- Businesses are losing confidence in their ability to understand, assess and measure cyberthreats, according to Microsoft's 2019 Global Cyber Risk Perception Survey of more than 1,500 business leaders. Confidence in the ability to assess and understand cybercrime dropped from 18% to 9% in 2018.
- Only 11% of firms feel a "high degree of confidence" in their cyber resilience, accoridng to the survey. Half of respondents said cyber is never a "barrier" for innovation, yet nearly one-quarter of respondents said risk outweighs the potential risk of new technologies.
- Confidence is in part rattled by the inability to prevent or mitigate risks presented by business partners. At most, 15% of firms have some level of confidence in supply chain threat mitigation. About 43% of firms have "no confidence" in protecting their businesses from risks from their commercial partners.
Innovation is a hacker's paradise because mistakes are inevitable. It doesn't help that the priorities of a business and its security organization are often unaligned.
"Security is always the last to know," said Amy DeMartine, VP and research director at Forrester, while speaking at Forrester event in National Harbor, Maryland last week. "It's unmotivating and frustrating."
The majority of CEOs, 62%, say the risk of cyberattacks will hinder company growth, according to DeMartine. But a disconnect between product growth and security persists.

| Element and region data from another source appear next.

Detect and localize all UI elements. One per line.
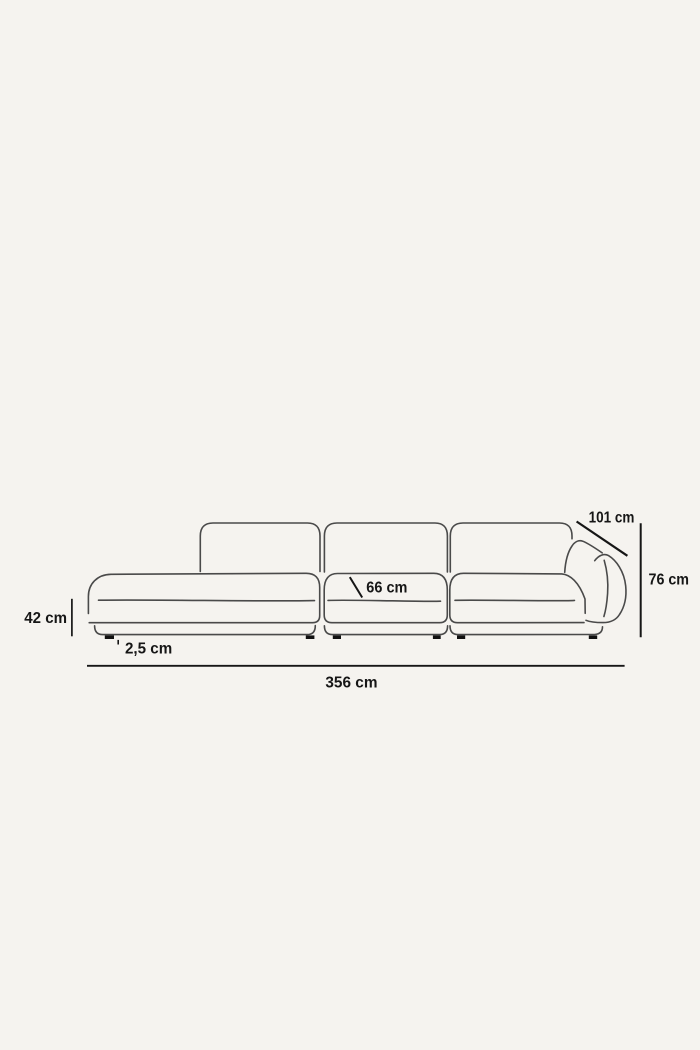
svg-text:356 cm: 356 cm xyxy=(325,674,377,691)
svg-text:66 cm: 66 cm xyxy=(366,579,407,596)
svg-text:42 cm: 42 cm xyxy=(24,610,67,627)
svg-text:2,5 cm: 2,5 cm xyxy=(125,640,172,657)
svg-text:101 cm: 101 cm xyxy=(589,510,635,527)
svg-text:76 cm: 76 cm xyxy=(649,572,690,589)
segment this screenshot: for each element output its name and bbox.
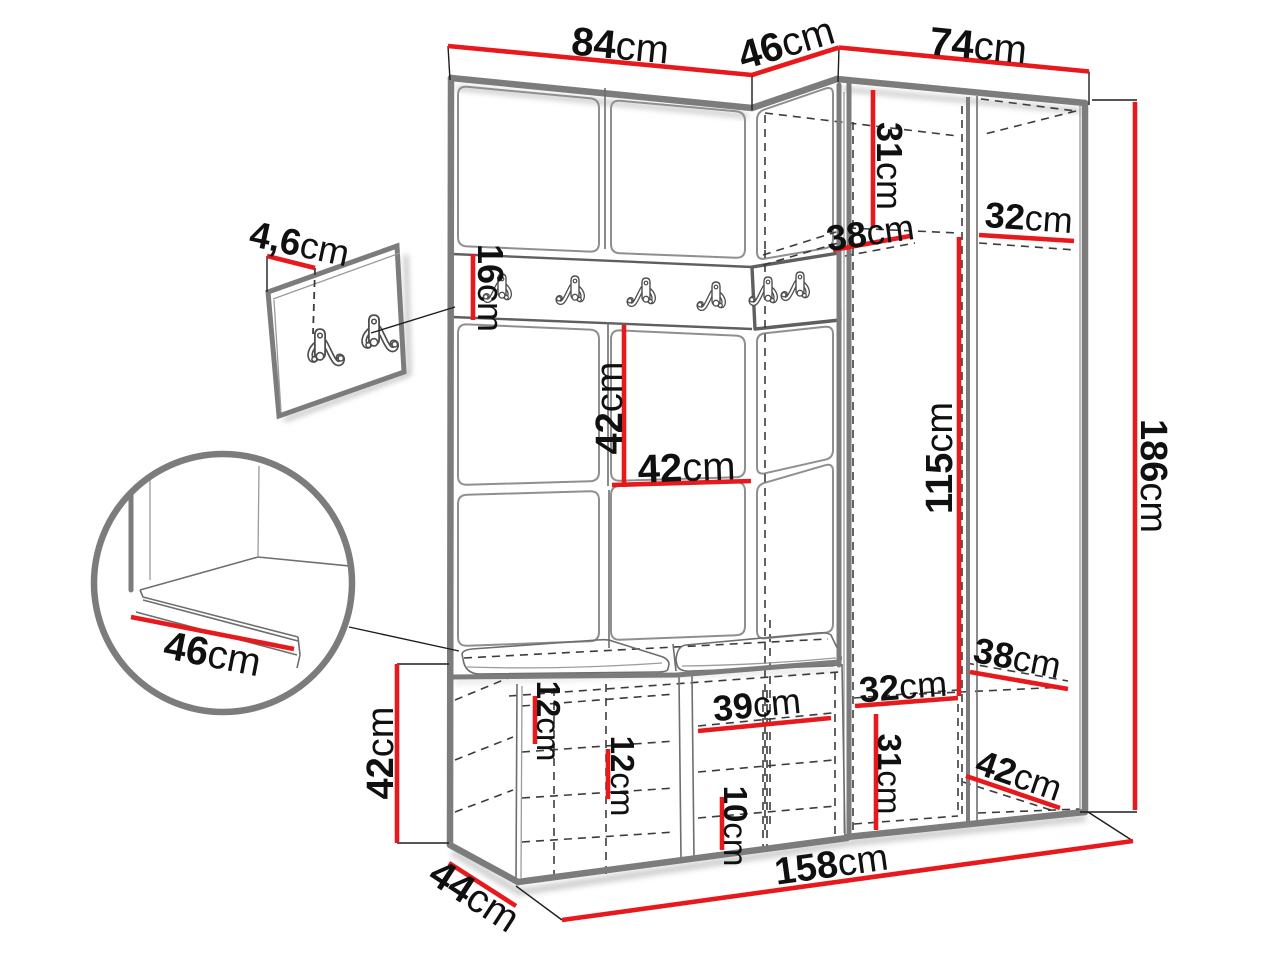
svg-text:186cm: 186cm [1132,419,1174,533]
svg-text:12cm: 12cm [604,736,641,817]
svg-text:32cm: 32cm [984,194,1075,241]
svg-text:10cm: 10cm [717,786,754,867]
svg-text:42cm: 42cm [589,362,631,455]
svg-text:32cm: 32cm [858,663,949,711]
svg-text:42cm: 42cm [360,707,402,800]
svg-text:115cm: 115cm [919,402,961,514]
svg-text:42cm: 42cm [637,444,736,491]
svg-text:31cm: 31cm [871,734,908,815]
svg-text:31cm: 31cm [869,122,910,210]
svg-text:84cm: 84cm [569,19,671,72]
svg-text:12cm: 12cm [530,681,567,762]
svg-text:16cm: 16cm [470,244,511,332]
svg-text:39cm: 39cm [711,680,803,729]
svg-text:74cm: 74cm [927,19,1029,72]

"Developers have no idea ... their whole goal is to get their genius out to customers," said DeMartine.
To maintain the pace of development and the "always-on" expectation of IT, 94% of CIOs and CISOs say they implement practices that compromise protection, further fueling the degradation of confidence, according to a Tanium survey.
The CISOs able to make a breakthrough in the C-suite are the ones able to place a monetary value on specific areas of risk in the infrastructure. However, the companies that have managed to break security out of its silo, adopt a shared security model and invest in its strength might feel lower confidence for another reason.
Microsoft theorizes the low confidence levels stem from low-impact effects of their otherwise "ever-increasing" cybersecurity investments. The cybersecurity market is expected to reach beyond $124 billion this year, while the cost of cybercrimes soars at about $1 trillion, according to the report.